La Torah déborde de rêves ainsi que le Talmud, la littérature midrachique avant la Cabbale initiée par Isaac Louria. Ni Freud, ni Jung ni sans doute Lacan, ni aujourd’hui Raphaël Draï n’en ont douté. On lit non sans intérêt la note de Draï à propos du préfixe grec méta (t. III, p. 73) qui indique non pas un dépassement, un au-delà, mais un « parmi », d’où « une fonction de réunion et de lien ». Si cette acception est à prendre au sérieux, elle n’ôte toutefois pas non plus à la métapsychanalyse comme au métaphysique, la notion d’au-delà ou, au sens premier aristotélicien, « après les choses de la nature ».

Raphaël Draï dans cette Somme a de magnifiques pages sur le rapport entre le commandement de l’amour du prochain (qui se commande, car l’amour se commande bien diront d’une même voix Rosenzweig puis Levinas dans un discours qui use du paradoxe mais qui part aussi du Cantique des cantiques, où l’aimée commande à celui qu’elle aime de l’aimer en retour et vice-versa) et la psychanalyse freudienne, « l’Eros qui lie face à Thanatos qui délie » (id., p. 80).
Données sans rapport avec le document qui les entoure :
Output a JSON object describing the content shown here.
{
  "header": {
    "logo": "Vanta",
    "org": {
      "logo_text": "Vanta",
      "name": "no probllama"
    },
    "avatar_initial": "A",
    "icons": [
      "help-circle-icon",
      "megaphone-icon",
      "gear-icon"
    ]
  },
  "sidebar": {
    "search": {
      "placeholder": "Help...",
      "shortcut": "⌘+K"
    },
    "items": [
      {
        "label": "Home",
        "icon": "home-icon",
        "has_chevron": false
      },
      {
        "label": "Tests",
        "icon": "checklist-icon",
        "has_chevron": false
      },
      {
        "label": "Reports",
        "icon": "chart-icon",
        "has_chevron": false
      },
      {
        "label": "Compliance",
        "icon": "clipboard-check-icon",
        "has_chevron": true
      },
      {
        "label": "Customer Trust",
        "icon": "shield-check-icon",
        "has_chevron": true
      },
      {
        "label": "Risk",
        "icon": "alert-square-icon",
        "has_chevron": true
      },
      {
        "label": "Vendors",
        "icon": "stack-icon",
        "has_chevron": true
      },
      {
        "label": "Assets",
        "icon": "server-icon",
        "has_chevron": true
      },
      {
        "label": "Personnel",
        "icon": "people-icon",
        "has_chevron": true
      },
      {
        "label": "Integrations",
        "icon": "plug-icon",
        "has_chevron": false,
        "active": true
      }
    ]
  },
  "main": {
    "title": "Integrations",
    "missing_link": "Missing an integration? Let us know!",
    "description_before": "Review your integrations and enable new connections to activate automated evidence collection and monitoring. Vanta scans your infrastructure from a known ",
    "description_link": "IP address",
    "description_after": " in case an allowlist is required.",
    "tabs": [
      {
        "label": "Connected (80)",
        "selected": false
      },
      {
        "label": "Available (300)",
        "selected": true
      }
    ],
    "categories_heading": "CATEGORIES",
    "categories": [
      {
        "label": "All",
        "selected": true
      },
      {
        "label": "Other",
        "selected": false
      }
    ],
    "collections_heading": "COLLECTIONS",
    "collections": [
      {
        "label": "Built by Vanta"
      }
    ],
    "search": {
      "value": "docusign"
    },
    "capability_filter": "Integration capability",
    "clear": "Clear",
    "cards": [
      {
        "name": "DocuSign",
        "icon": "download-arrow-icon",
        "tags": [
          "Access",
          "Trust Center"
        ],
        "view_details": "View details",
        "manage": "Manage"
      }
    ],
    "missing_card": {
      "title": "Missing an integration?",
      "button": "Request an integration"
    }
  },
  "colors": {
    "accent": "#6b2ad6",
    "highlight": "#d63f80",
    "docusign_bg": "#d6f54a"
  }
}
Dans un mouvement absolument opposé, on peut affirmer que l’Eros délie face à Thanatos qui lie. Antigone !

Ni la liturgie synagogale ni le Talmud ne font « l’impasse sur l’inconscient » ni « n’en refoule[nt] les manifestations » (id.) On relira ses analyses sur notre rapport ancestral à l’inconscient, qui « a préexisté à la psychanalyse freudienne et […] lui survivrait sans doute mais, à nouveau, de manière ensauvagée. […] Parler de redécouverte à propos de la psychanalyse ne la relativise ni ne la diminue en rien. Il s’agit, au contraire, de souligner à la fois l’extraordinaire longue durée dans laquelle s’inscrit la question de l’inconscient (…) et les non moins extraordinaires patience et passion humaines requises pour en déceler les énigmes » (id. 87-88).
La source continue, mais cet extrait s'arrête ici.